To answer a simple question leads to longer explanations. Which I don't mine doing.
I don't like digging a hole to put their food in and covering it up, so I just pick up the cardboard, put the food on top and maybe a little more wet sheared newspaper, then the cardboard back on top.
The cardboard fits inside the bin and it is replaced when it gets too messy., then it goes out in the garden, under a plant.
I picked up an office paper shredder at an auction and all our junk mail (with the plastic window out) goes through it.
I also use sawdust and lots of coffee grounds. They eat it all sooner or later.

Edited to add,
Yes I'm up most of the night, for the last 3 hours it has been snowing here maybe 4 " looks so nice.
I lived 90% of my life in South Florida and I find I love the snow, reflects the light, I think I could go out side and read a book.
Well it's 27 out there so I'll stay in and listen to my radio.

This message was edited Mar 5, 2012 2:39 AM

Kingsland, GA

My worm bin is also a rubbermaid and I keep it in my garage where it never really gets too cold so it gets pretty populated.
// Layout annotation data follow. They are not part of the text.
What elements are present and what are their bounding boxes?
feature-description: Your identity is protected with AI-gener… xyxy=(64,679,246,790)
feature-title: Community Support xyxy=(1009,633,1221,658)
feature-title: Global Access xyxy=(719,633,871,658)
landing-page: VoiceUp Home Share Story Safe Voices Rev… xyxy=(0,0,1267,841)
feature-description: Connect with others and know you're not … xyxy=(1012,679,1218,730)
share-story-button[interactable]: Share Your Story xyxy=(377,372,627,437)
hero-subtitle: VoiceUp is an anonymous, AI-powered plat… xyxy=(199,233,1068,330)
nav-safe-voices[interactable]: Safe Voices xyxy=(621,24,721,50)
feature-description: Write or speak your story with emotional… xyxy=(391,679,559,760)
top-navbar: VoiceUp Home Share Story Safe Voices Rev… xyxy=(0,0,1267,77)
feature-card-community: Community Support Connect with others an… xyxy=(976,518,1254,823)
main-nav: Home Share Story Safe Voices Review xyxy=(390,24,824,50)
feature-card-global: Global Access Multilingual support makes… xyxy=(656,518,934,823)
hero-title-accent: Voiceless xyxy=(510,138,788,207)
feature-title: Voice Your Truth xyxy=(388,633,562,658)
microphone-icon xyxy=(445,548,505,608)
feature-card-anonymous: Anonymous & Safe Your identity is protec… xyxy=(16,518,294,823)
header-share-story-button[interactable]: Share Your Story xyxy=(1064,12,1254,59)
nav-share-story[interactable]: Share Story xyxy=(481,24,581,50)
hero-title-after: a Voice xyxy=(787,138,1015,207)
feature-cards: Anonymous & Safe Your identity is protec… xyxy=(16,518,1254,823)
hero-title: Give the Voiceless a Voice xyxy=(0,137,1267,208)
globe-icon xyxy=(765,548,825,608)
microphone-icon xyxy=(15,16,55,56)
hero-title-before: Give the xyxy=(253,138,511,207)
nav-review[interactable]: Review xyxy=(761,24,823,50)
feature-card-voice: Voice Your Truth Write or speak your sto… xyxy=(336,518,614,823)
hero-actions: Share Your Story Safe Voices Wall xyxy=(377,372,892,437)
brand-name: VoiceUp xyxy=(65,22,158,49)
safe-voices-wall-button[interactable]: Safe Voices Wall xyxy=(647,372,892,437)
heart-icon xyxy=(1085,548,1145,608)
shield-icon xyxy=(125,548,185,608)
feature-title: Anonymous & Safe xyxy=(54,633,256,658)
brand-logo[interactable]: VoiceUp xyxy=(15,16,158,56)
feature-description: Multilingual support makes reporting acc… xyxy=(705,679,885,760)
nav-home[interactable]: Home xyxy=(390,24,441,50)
I normally just dump all but a small handful out around my garden every season and start over with that small handful.

Dolan Springs, AZ(Zone 9a)

One possible reason for the worms crawling up the side of the bin: I've been told that when the barometer drops that generally means wet stormy weather on its way, so the worms instinctively head for higher ground. Don't know if that helps.

Long Beach, CA

Had not thought about that! Thanks. At the time the worms were crawling up the wall it was mid summer... no drastic climate change in Long Beach CA!!